Жак ждал, что я скажу. Я смотрел на улицу. «Джованни умирает», – думал я и пытался представить себе, что Джованни никогда, никогда больше не будет.
– Ты-то, надеюсь, понимаешь, что я тут ни при чем? – сказал, наконец, Жак. – Я не дал ему денег, но знай я, что произойдет, то отдал бы ему все, что у меня есть.
Мы оба знали, что он врет.
– А вы с ним, – продолжал Жак, – вы с ним были счастливы?
– Нет, – ответил я и поднялся, – уж лучше бы он не уезжал из Италии, жил бы у себя в деревне, сажал маслины, бил жену и плодил детей.
– Он любил петь, – вдруг вспомнил я. – Останься он в деревне, может, прожил бы там всю жизнь и умер семейным человеком.
И тут Жак сказал фразу, крайне удивившую меня. Когда люди сильно взволнованны, они часто говорят удивительные вещи. Иногда они даже удивляют самих себя. Вот и Жак бросил фразу, которая до крайности удивила меня.
– Никому не дано найти свой рай, – сказал он, а потом добавил, – интересно, почему?
Я ничего не ответил, попрощался и ушел. Хелла давно уже вернулась из Испании, мы как раз договорились снять здесь домик, и я должен был с ней встретиться.
С тех пор я часто размышлял над словами Жака. Вопрос, конечно, банален, но беда в том, что и жизнь банальная штука.
Все мы идем по одной и той же темной дороге и, когда нам уже кажется, что впереди забрезжил свет, мы попадаем на самую темную и коварную тропинку. Правильно сказал Жак: никто не может добраться до рая. Разумеется, рай Жака совсем не похож на рай Джованни. У Жака он ассоциируется с молодыми футболистами, а у Джованни – с прекрасными девственницами. Но дело совсем не в этом. Не знаю, наверное, у каждого есть свой рай, но никому не дано попасть туда до самого смертного часа.
Сама жизнь предлагает нам выбор: или-или. Всю жизнь вынашивать мечту о рае или навсегда похоронить ее в памяти; нужно обладать мужеством, чтобы вынашивать эту мечту, и не меньше требуется мужества, только совсем иного свойства, чтобы о ней не помышлять. А тот, кто умудряется делать и то и другое одновременно – герой. Люди, которых преследуют мысли о рае, постепенно сходят с ума, сходят с ума от боли, которую причиняет им утрата чистоты, от грязи, в которой медленно захлебываются. Но и те, кто не думает о рае, тоже сходят с ума; они сходят с ума от того, что их гнетет чистота, – они ее ненавидят. Так и делится мир на сумасшедших, которые вынашивают мечту о рае, и безумцев, которые даже не помышляют о нем. Герои же встречаются крайне редко.
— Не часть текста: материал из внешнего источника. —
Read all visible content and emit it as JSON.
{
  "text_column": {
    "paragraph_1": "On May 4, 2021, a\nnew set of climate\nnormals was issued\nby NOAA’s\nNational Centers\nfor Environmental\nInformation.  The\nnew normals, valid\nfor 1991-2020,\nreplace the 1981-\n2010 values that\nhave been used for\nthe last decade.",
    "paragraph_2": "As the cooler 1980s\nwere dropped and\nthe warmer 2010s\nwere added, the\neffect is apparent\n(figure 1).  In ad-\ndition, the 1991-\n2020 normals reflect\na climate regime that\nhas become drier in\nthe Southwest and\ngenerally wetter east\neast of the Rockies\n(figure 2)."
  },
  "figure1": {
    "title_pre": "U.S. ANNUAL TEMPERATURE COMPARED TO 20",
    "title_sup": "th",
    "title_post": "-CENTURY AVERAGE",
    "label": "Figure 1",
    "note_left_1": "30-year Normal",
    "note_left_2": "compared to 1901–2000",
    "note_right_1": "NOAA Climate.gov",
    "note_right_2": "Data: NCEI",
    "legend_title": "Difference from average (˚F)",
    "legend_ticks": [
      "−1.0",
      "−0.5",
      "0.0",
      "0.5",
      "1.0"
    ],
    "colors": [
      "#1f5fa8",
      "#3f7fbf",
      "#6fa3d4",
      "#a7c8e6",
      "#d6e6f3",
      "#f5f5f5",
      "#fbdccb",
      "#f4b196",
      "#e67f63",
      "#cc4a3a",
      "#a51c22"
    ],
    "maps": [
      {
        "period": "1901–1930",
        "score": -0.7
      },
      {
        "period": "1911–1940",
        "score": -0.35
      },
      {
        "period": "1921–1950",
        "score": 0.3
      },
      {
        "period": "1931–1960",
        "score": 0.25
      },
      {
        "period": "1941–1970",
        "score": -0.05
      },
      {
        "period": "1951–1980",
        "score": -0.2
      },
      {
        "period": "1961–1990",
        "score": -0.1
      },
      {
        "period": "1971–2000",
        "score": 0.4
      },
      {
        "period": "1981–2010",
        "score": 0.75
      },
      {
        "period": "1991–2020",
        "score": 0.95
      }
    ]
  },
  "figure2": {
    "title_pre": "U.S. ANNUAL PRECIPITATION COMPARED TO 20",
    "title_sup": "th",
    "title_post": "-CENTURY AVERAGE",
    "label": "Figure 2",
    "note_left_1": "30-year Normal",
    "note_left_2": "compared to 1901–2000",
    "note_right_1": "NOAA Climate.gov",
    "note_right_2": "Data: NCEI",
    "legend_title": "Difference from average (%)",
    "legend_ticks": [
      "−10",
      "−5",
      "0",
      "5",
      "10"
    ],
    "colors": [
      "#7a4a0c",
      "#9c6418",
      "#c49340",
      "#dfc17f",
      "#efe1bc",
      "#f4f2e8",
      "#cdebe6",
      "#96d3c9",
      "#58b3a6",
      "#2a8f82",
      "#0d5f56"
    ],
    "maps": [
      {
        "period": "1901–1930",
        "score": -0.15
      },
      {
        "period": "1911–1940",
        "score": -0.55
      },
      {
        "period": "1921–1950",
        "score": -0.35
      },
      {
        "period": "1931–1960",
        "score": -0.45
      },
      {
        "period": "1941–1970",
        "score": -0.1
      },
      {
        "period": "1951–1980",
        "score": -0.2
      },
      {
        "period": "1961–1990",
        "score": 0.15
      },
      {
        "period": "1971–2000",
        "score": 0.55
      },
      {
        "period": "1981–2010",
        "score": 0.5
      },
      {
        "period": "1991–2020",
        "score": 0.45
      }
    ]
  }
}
Жак не пригласил меня к себе поужинать, потому что сбежал его повар. Они вообще у него долго не задерживались. Жаку удавалось каким-то образом заполучать в повара молоденьких мальчиков, и, конечно, как только те осваивались в Париже, они понимали, что стряпать – это самое последнее, чего они хотят в жизни. Обычно они или возвращались домой, или оказывались на улице, в тюрьме или Индокитае.
Мы встретились с Жаком в уютном ресторанчике на улице Гринель и за первым же аперитивом сошлись на том, что он одолжит мне десять тысяч франков. Жак был в отличном настроении, я, разумеется, тоже не унывал, а это значило, что потом мы отправимся выпить в любимый бар Жака – шумный, тесный, плохо освещенный подвальчик с сомнительной, или, вернее, ни у кого не вызывающей сомнений, вполне определенной репутацией. Время от времени полиция совершала налеты на этот кабачок, хотя, по правде говоря, происходило это не без ведома patron Гийома, который, в свою очередь, предупреждал своих завсегдатаев, чтобы те запаслись надежными документами или не появлялись вовсе.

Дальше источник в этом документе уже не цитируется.